Tauchmanovà L, Rossi R, Coppola A, Luciano A, Del Viscovo L, Soriente L, De Bellis A, Di Minno G, Lombardi G
Dipartimento di Endocrinologia ed Oncologia Molecolare e Clinica, Università degli Studi Federico II, Naples, Italy.
Eur J Endocrinol. 1998 Dec;139(6):641-5. doi: 10.1530/eje.0.1390641.
The antiphospholipid syndrome is characterized by clinical evidence of arterial or venous thrombosis, thrombocytopaenia, recurrent fetal loss and repeated positivity of antiphospholipid autoantibodies. The association of antiphospholipid syndrome with the development of adrenal failure has been reported in more than 40 patients in the last 20 years, mostly due to bilateral cortical haemorrhage or thrombosis of adrenal vessels. The presence of antibodies against adrenal cortex was never documented in these patients. Here we report a case of recurrent thrombophlebitis, acute adrenal failure, and chronic hepatitis occurring in a young man found to have antiphospholipid antibodies and lupus anticoagulant. Autoantibodies against adrenal cortex were detected and abdominal ultrasonography showed morphologically normal adrenals. Mild thrombocytopaenia, Coomb's positive anaemia, increase in alanine- and aspartate-aminotransferases and increase in urinary protein excretion were found. Autoantibodies against liver/kidney microsomes were positive and liver biopsy was compatible with autoimmune hepatitis. The patient was treated with cortisone acetate, fludrocortisone and warfarin. Dilated cardiomyopathy was revealed one year later and coronarography did not document any occlusive coronary disease. Three years later, titres of autoantibodies, including those directed towards the adrenal cortex, were increased and others, previously absent, were detected.
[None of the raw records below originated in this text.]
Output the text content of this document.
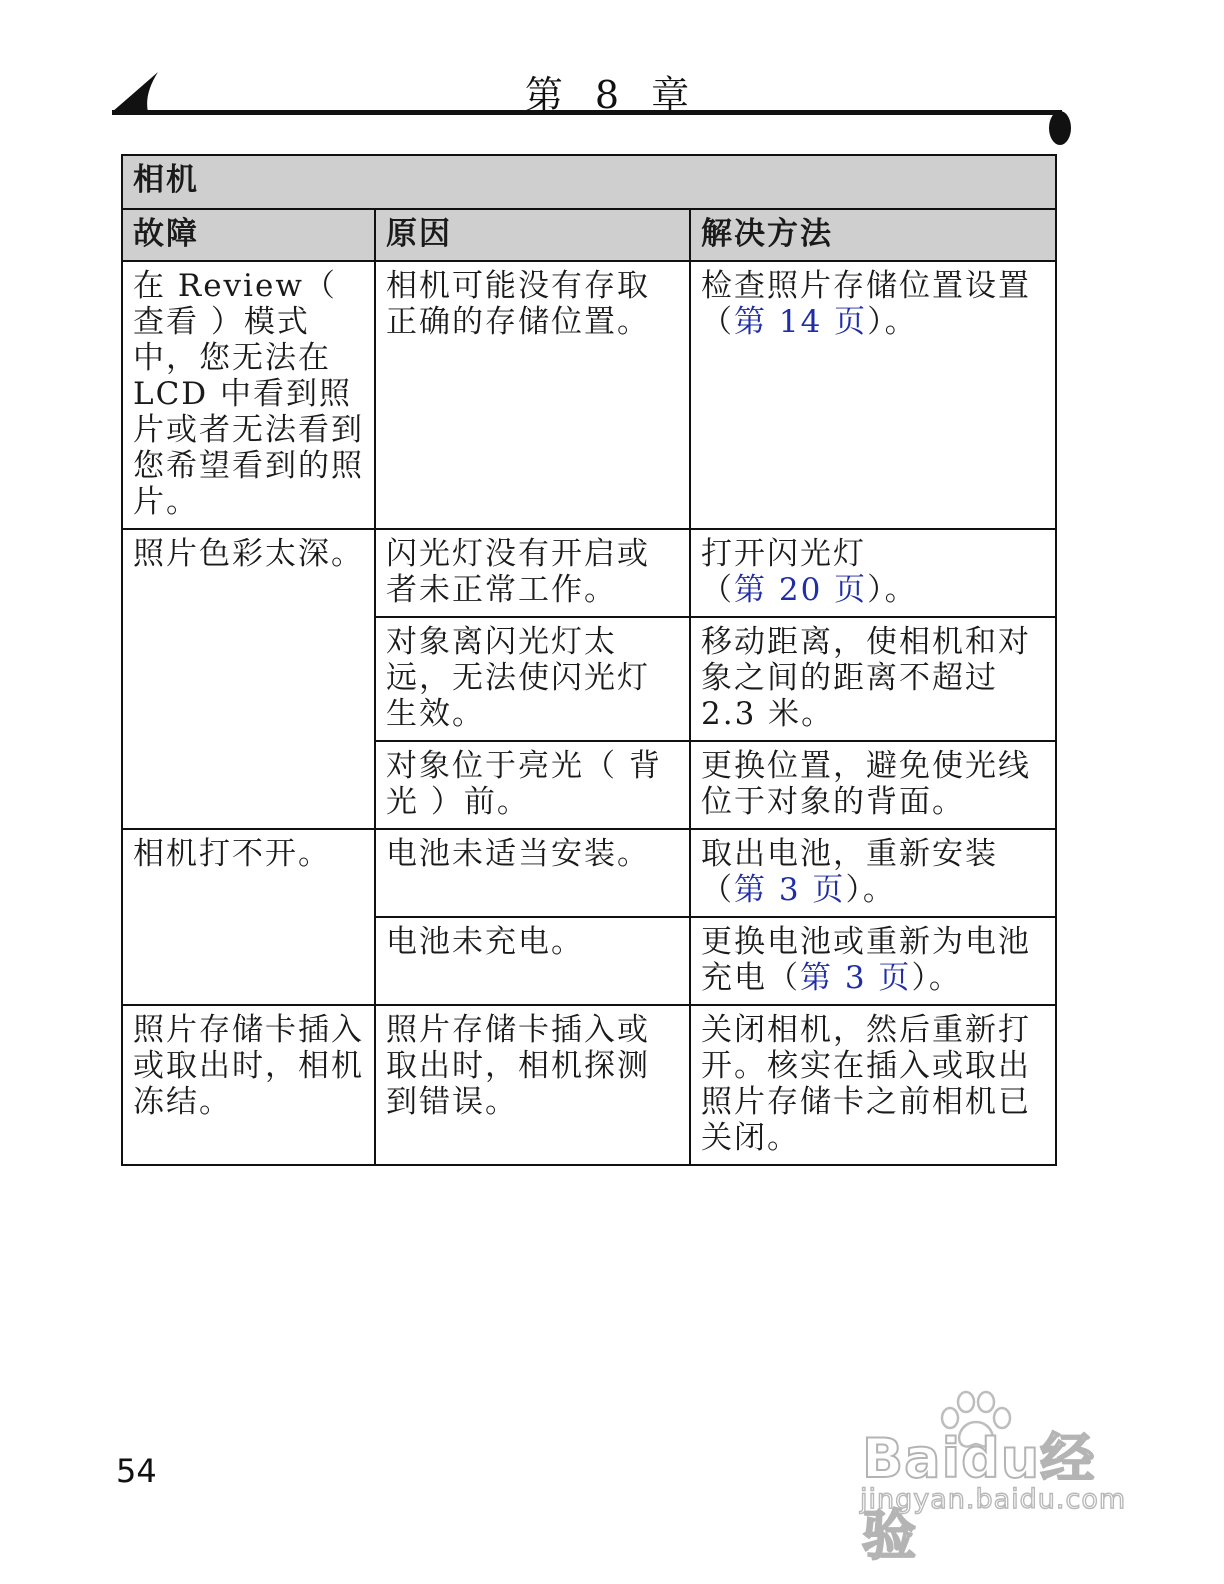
第 8 章
相机		
故障	原因	解决方法
在 Review（ 查看 ）模式中，您无法在 LCD 中看到照片或者无法看到您希望看到的照片。	相机可能没有存取正确的存储位置。	检查照片存储位置设置（第 14 页）。
照片色彩太深。	闪光灯没有开启或者未正常工作。	打开闪光灯（第 20 页）。
	对象离闪光灯太远，无法使闪光灯生效。	移动距离，使相机和对象之间的距离不超过 2.3 米。
	对象位于亮光（ 背光 ）前。	更换位置，避免使光线位于对象的背面。
相机打不开。	电池未适当安装。	取出电池，重新安装（第 3 页）。
	电池未充电。	更换电池或重新为电池充电（第 3 页）。
照片存储卡插入或取出时，相机冻结。	照片存储卡插入或取出时，相机探测到错误。	关闭相机，然后重新打开。核实在插入或取出照片存储卡之前相机已关闭。
54	Baidu经验
jingyan.baidu.com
Nevertheless, the patient's clinical conditions seemed unchanged. At this time, an abdominal CT scan showed adrenal dysmorphisms with bilateral annular calcifications and central hypodensities suggesting previous bilateral adrenal haematomas. The hypercoagulable state that occurs in antiphospholipid syndrome can induce a localized inflammatory response generated by tissue injury, with a consequent release of intracellular antigens and antibodies production. Consequently, tissue-specific autoantibodies positivity may persist until the cells involved in antigen production are completely destroyed.
抗磷脂综合征的特征为存在动脉或静脉血栓形成、血小板减少、反复流产以及抗磷脂自身抗体反复阳性的临床证据。在过去20年里,已有40多名患者报告了抗磷脂综合征与肾上腺功能衰竭发生之间的关联,主要原因是双侧肾上腺皮质出血或肾上腺血管血栓形成。这些患者中从未记录到抗肾上腺皮质抗体的存在。在此,我们报告一例发生在一名年轻男性身上的复发性血栓性静脉炎、急性肾上腺功能衰竭和慢性肝炎病例,该患者被发现存在抗磷脂抗体和狼疮抗凝物。检测到了抗肾上腺皮质自身抗体,腹部超声显示肾上腺形态正常。发现有轻度血小板减少、库姆斯试验阳性贫血、丙氨酸转氨酶和天冬氨酸转氨酶升高以及尿蛋白排泄增加。抗肝肾微粒体自身抗体呈阳性,肝活检结果符合自身免疫性肝炎。该患者接受了醋酸可的松、氟氢可的松和华法林治疗。一年后发现有扩张型心肌病,冠状动脉造影未发现任何闭塞性冠状动脉疾病。三年后,包括针对肾上腺皮质的自身抗体在内的自身抗体滴度升高,并且检测到了其他之前不存在的自身抗体。然而,患者的临床状况似乎没有变化。此时,腹部CT扫描显示肾上腺形态异常,双侧有环形钙化和中央低密度影,提示既往有双侧肾上腺血肿。抗磷脂综合征中出现的高凝状态可诱导由组织损伤产生的局部炎症反应,从而导致细胞内抗原释放和抗体产生。因此,组织特异性自身抗体阳性可能会持续存在,直到参与抗原产生的细胞被完全破坏。